Here’s the deal: I’m sort of team-teaching with our paleoclimate professor: he gets the 300-person section, I get the 70-person section, and we share prep responsibilities for the material and labs. I’m not hugely concerned with the subject matter, since we’ll be concentrating very heavily on the scientific background necessary to understand how climate change affects Earth systems – atmospheric structure, weather vs. climate, natural hazards that can result from rising temperatures and sea levels, the effects on marine ecology, etc. etc. And I’m not worried about class size, since 70 people is a completely manageable group when you compare it to a giant lecture hall full of people whose names you might not ever learn. And I’m looking forward to the chance to hone my lecturing skills with a larger group than I worked with last semester, and outside of a lab setting.
But what I’m just the teensiest bit anxious about is how students are going to react to the subject matter, because the topic of climate change has been so politicized that it’s absurd to expect that somebody isn’t going to have a passionate reaction to what I’m going to be talking about. That’s pretty much the reason I don’t write about climate change here – in addition to the fact that lots of other people do a much better job than I could, I just don’t have the time to deal with the inevitable drama.

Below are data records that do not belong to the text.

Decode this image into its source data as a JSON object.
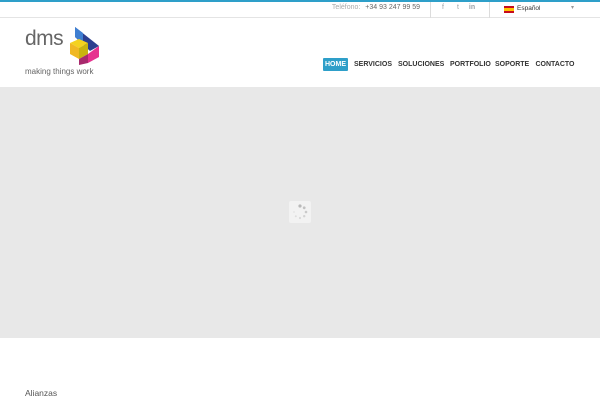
{
  "topbar": {
    "phone_label": "Teléfono:",
    "phone_number": "+34 93 247 99 59",
    "social": {
      "facebook": "f",
      "twitter": "t",
      "linkedin": "in"
    },
    "language": "Español"
  },
  "logo": {
    "wordmark": "dms",
    "tagline": "making things work"
  },
  "nav": {
    "items": [
      "HOME",
      "SERVICIOS",
      "SOLUCIONES",
      "PORTFOLIO",
      "SOPORTE",
      "CONTACTO"
    ],
    "active": "HOME"
  },
  "sections": {
    "alliances_title": "Alianzas"
  },
  "colors": {
    "accent": "#2e9fc9",
    "slider_bg": "#e8e8e8"
  }
}
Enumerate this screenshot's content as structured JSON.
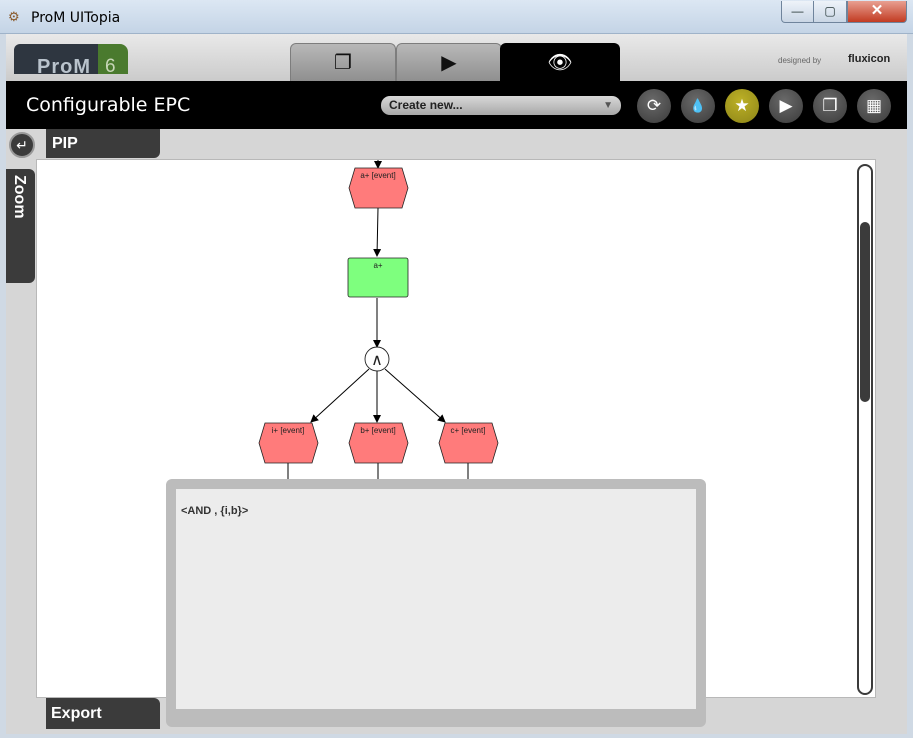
{
  "window": {
    "title": "ProM UITopia",
    "min": "—",
    "max": "▢",
    "close": "✕"
  },
  "logo": {
    "text": "ProM",
    "version": "6"
  },
  "tabs": [
    {
      "name": "workspace",
      "icon": "documents-icon",
      "glyph": "❐"
    },
    {
      "name": "actions",
      "icon": "play-icon",
      "glyph": "▶"
    },
    {
      "name": "views",
      "icon": "eye-icon",
      "glyph": "👁"
    }
  ],
  "branding": {
    "designed_by": "designed by",
    "company": "fluxicon"
  },
  "header": {
    "title": "Configurable EPC",
    "create_label": "Create new...",
    "buttons": [
      {
        "name": "refresh",
        "glyph": "⟳"
      },
      {
        "name": "drop",
        "glyph": "💧"
      },
      {
        "name": "favorite",
        "glyph": "★"
      },
      {
        "name": "play",
        "glyph": "▶"
      },
      {
        "name": "copy",
        "glyph": "❐"
      },
      {
        "name": "grid",
        "glyph": "▦"
      }
    ]
  },
  "panels": {
    "pip": "PIP",
    "zoom": "Zoom",
    "export": "Export"
  },
  "graph": {
    "nodes": [
      {
        "id": "ev-a",
        "type": "event",
        "label": "a+ [event]"
      },
      {
        "id": "fn-a",
        "type": "function",
        "label": "a+"
      },
      {
        "id": "and",
        "type": "connector",
        "label": "∧"
      },
      {
        "id": "ev-i",
        "type": "event",
        "label": "i+ [event]"
      },
      {
        "id": "ev-b",
        "type": "event",
        "label": "b+ [event]"
      },
      {
        "id": "ev-c",
        "type": "event",
        "label": "c+ [event]"
      }
    ],
    "colors": {
      "event": "#ff7b7b",
      "function": "#7eff7e"
    }
  },
  "popup": {
    "text": "<AND , {i,b}>"
  }
}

While trying to pull together material for classroom activities, I came across the Carleton SERC’s “Teaching Environmental Issues and the Affective Domain” article, which got me thinking about how I can approach my new teaching duties. Here’s a summary of the advice the article gives:
- Start teaching objectively and with data – set the stage for later discussions that could deal with personal/political responses.

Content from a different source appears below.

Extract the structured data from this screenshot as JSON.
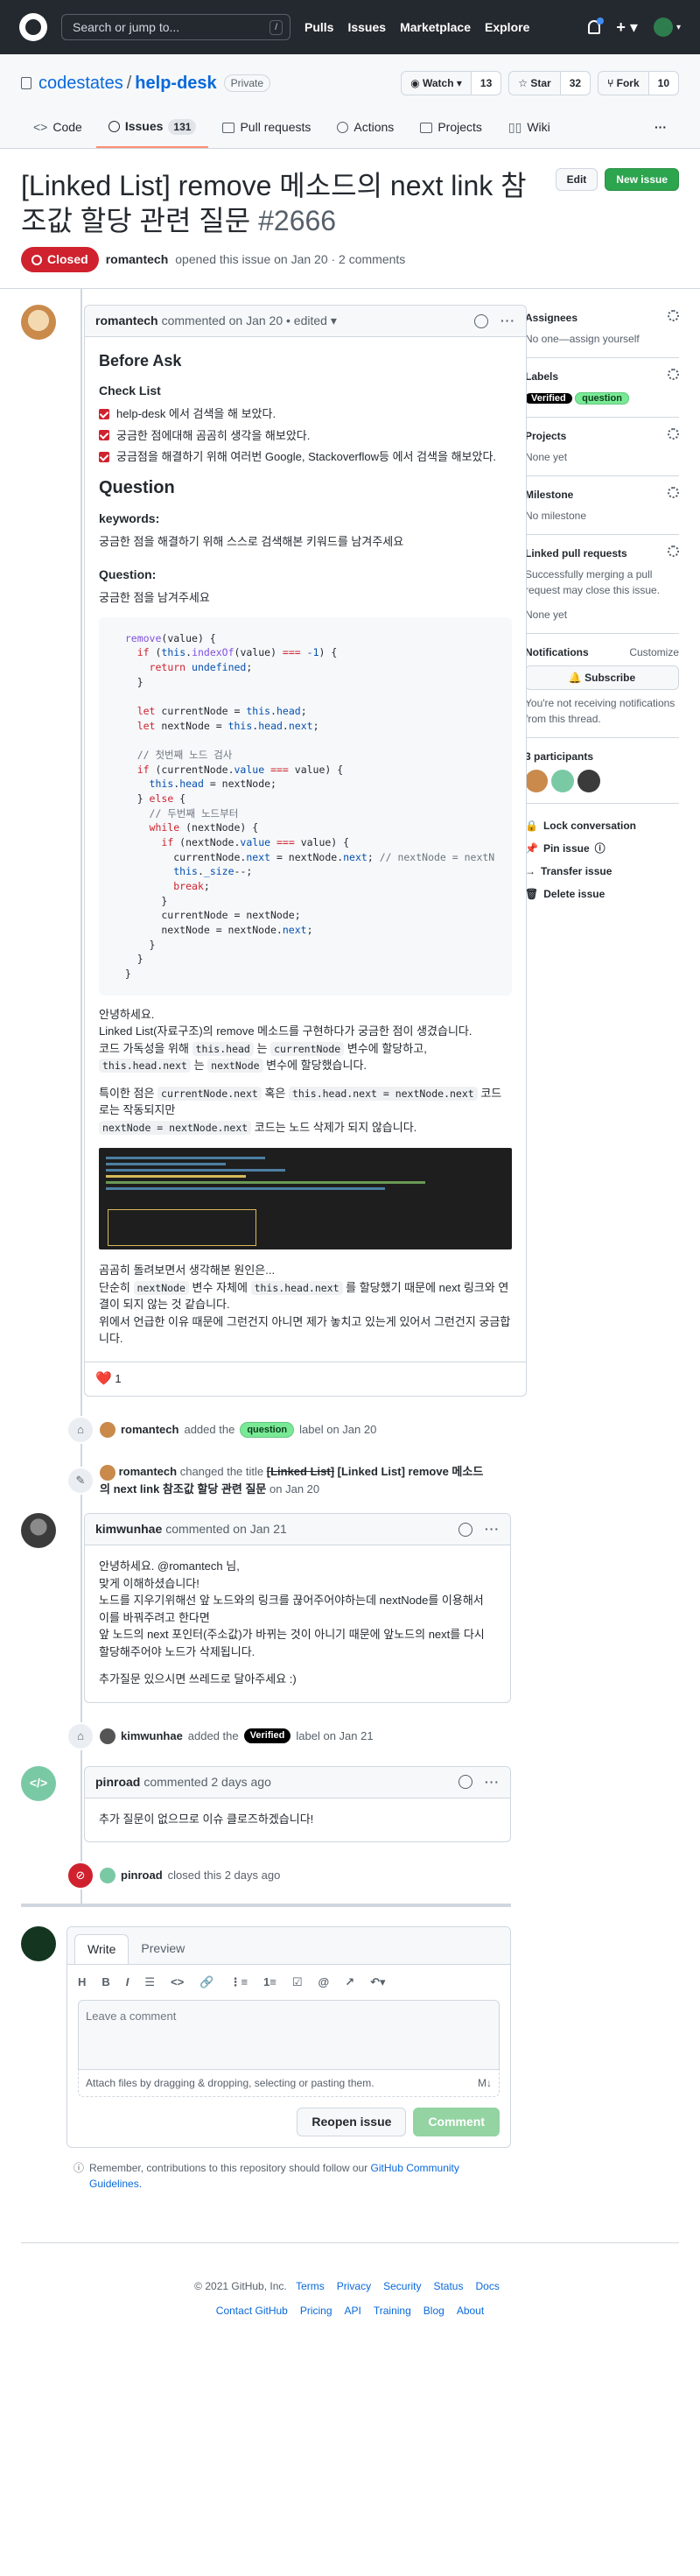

- Use active learning techniques – engage the students so they don’t feel like they’re just being talked at about topics they may feel defensive about.
- Use controversial or ambiguous topics judiciously, but as ways to encourage critical thinking skills and getting students to learn how to evaluate their sources of information for credibility and the strength of their arguments.

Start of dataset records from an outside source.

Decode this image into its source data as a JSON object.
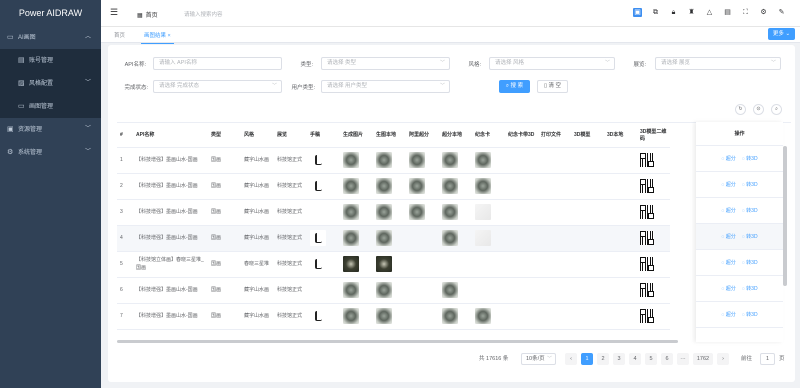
{
  "app": {
    "title": "Power AIDRAW"
  },
  "sidebar": {
    "items": [
      {
        "label": "AI画图",
        "icon": "monitor-icon",
        "expanded": true
      },
      {
        "label": "账号管理",
        "icon": "user-card-icon",
        "sub": true
      },
      {
        "label": "风格配置",
        "icon": "image-icon",
        "sub": true
      },
      {
        "label": "画图管理",
        "icon": "monitor-icon",
        "sub": true
      },
      {
        "label": "资源管理",
        "icon": "folder-icon"
      },
      {
        "label": "系统管理",
        "icon": "gear-icon"
      }
    ]
  },
  "header": {
    "breadcrumb": "首页",
    "search_placeholder": "请输入搜索内容",
    "icons": [
      "window-icon",
      "screenshot-icon",
      "lock-icon",
      "shirt-icon",
      "bell-icon",
      "document-icon",
      "fullscreen-icon",
      "settings-icon",
      "brush-icon"
    ]
  },
  "tabs": [
    {
      "label": "首页",
      "active": false
    },
    {
      "label": "画图结果",
      "active": true,
      "closable": "×"
    }
  ],
  "toolbar": {
    "more_label": "更多",
    "more_caret": "⌄"
  },
  "filters": {
    "api_label": "API名称:",
    "api_placeholder": "请输入 API名称",
    "type_label": "类型:",
    "type_placeholder": "请选择 类型",
    "style_label": "风格:",
    "style_placeholder": "请选择 风格",
    "frame_label": "展览:",
    "frame_placeholder": "请选择 展览",
    "status_label": "完成状态:",
    "status_placeholder": "请选择 完成状态",
    "usertype_label": "用户类型:",
    "usertype_placeholder": "请选择 用户类型",
    "search_label": "搜 索",
    "reset_label": "清 空"
  },
  "table": {
    "columns": [
      "#",
      "API名称",
      "类型",
      "风格",
      "展览",
      "手稿",
      "生成图片",
      "生图本地",
      "阿里超分",
      "超分本地",
      "纪念卡",
      "纪念卡带3D",
      "打印文件",
      "3D模型",
      "3D本地",
      "3D模型二维码",
      "操作"
    ],
    "rows": [
      {
        "no": "1",
        "api": "【科技增强】墨画山水-国画",
        "type": "国画",
        "style": "藏字山水画",
        "frame": "科技馆正式",
        "sketch": "ink",
        "gen": "stone",
        "genl": "stone",
        "ali": "stone",
        "alil": "stone",
        "card": "stone",
        "qr": true
      },
      {
        "no": "2",
        "api": "【科技增强】墨画山水-国画",
        "type": "国画",
        "style": "藏字山水画",
        "frame": "科技馆正式",
        "sketch": "ink",
        "gen": "stone",
        "genl": "stone",
        "ali": "stone",
        "alil": "stone",
        "card": "stone",
        "qr": true
      },
      {
        "no": "3",
        "api": "【科技增强】墨画山水-国画",
        "type": "国画",
        "style": "藏字山水画",
        "frame": "科技馆正式",
        "sketch": "",
        "gen": "stone",
        "genl": "stone",
        "ali": "stone",
        "alil": "stone",
        "card": "light",
        "qr": true
      },
      {
        "no": "4",
        "api": "【科技增强】墨画山水-国画",
        "type": "国画",
        "style": "藏字山水画",
        "frame": "科技馆正式",
        "sketch": "ink",
        "gen": "stone",
        "genl": "stone",
        "ali": "",
        "alil": "stone",
        "card": "light",
        "qr": true
      },
      {
        "no": "5",
        "api": "【科技馆立体画】春晓三星堆_国画",
        "type": "国画",
        "style": "春晓三星堆",
        "frame": "科技馆正式",
        "sketch": "ink",
        "gen": "dark",
        "genl": "dark",
        "ali": "",
        "alil": "",
        "card": "",
        "qr": true
      },
      {
        "no": "6",
        "api": "【科技增强】墨画山水-国画",
        "type": "国画",
        "style": "藏字山水画",
        "frame": "科技馆正式",
        "sketch": "",
        "gen": "stone",
        "genl": "stone",
        "ali": "",
        "alil": "stone",
        "card": "",
        "qr": true
      },
      {
        "no": "7",
        "api": "【科技增强】墨画山水-国画",
        "type": "国画",
        "style": "藏字山水画",
        "frame": "科技馆正式",
        "sketch": "ink",
        "gen": "stone",
        "genl": "stone",
        "ali": "",
        "alil": "stone",
        "card": "stone",
        "qr": true
      }
    ],
    "actions": {
      "divide": "◌ 超分",
      "convert": "◌ 转3D"
    }
  },
  "pagination": {
    "total": "共 17616 条",
    "size": "10条/页",
    "pages": [
      "1",
      "2",
      "3",
      "4",
      "5",
      "6"
    ],
    "ellipsis": "···",
    "last": "1762",
    "prev": "‹",
    "next": "›",
    "goto_label": "前往",
    "goto_value": "1",
    "page_suffix": "页"
  }
}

- Don’t make everything depressing – talk about successes in environmental areas.
- Clearly define how you will approach the topics you teach and what your goals are.
- Don’t preach at your students (particularly not if your goal is to present the science rather than political or activist issues).
I think these are a great thing for me to keep in mind, and a good place to start, but bullet points do not a pedagogy make. What I want to know is, what experiences have you – my more experienced readers – had with teaching controversial issues? Or, if you’ve been in a class where they were being discussed, what approaches worked well for you as a student – and what didn’t? I’m looking for any kind of advice you can offer – discussion strategies, assignments that helped you/your students understand the material better, ways to mediate disputes (if they came up), what to do if a student publicly challenges you, and so on.
As a graduate student, I’m always (at least initially) a bit uncomfortable in a teaching position because I’m really not that much older than the students I’m in charge of (and in a few rare cases they’re older than me!) It can be hard for a grad student to establish their authority with a class in a normal situation, and in a situation where I know people are likely to hold very strong opinions on topics, I want to be sure that I present myself as both informed and impartial. Hopefully the students who have signed up for the class have chosen to take it because they’re at least vaguely interested in the topic, but I do want to be prepared if any come in with strong preconceived ideas about it. (The professor I am teaching with also teaches an upper-level climate course, so I’ll definitely be tapping him for advice, but it would be great to have outside input as well!)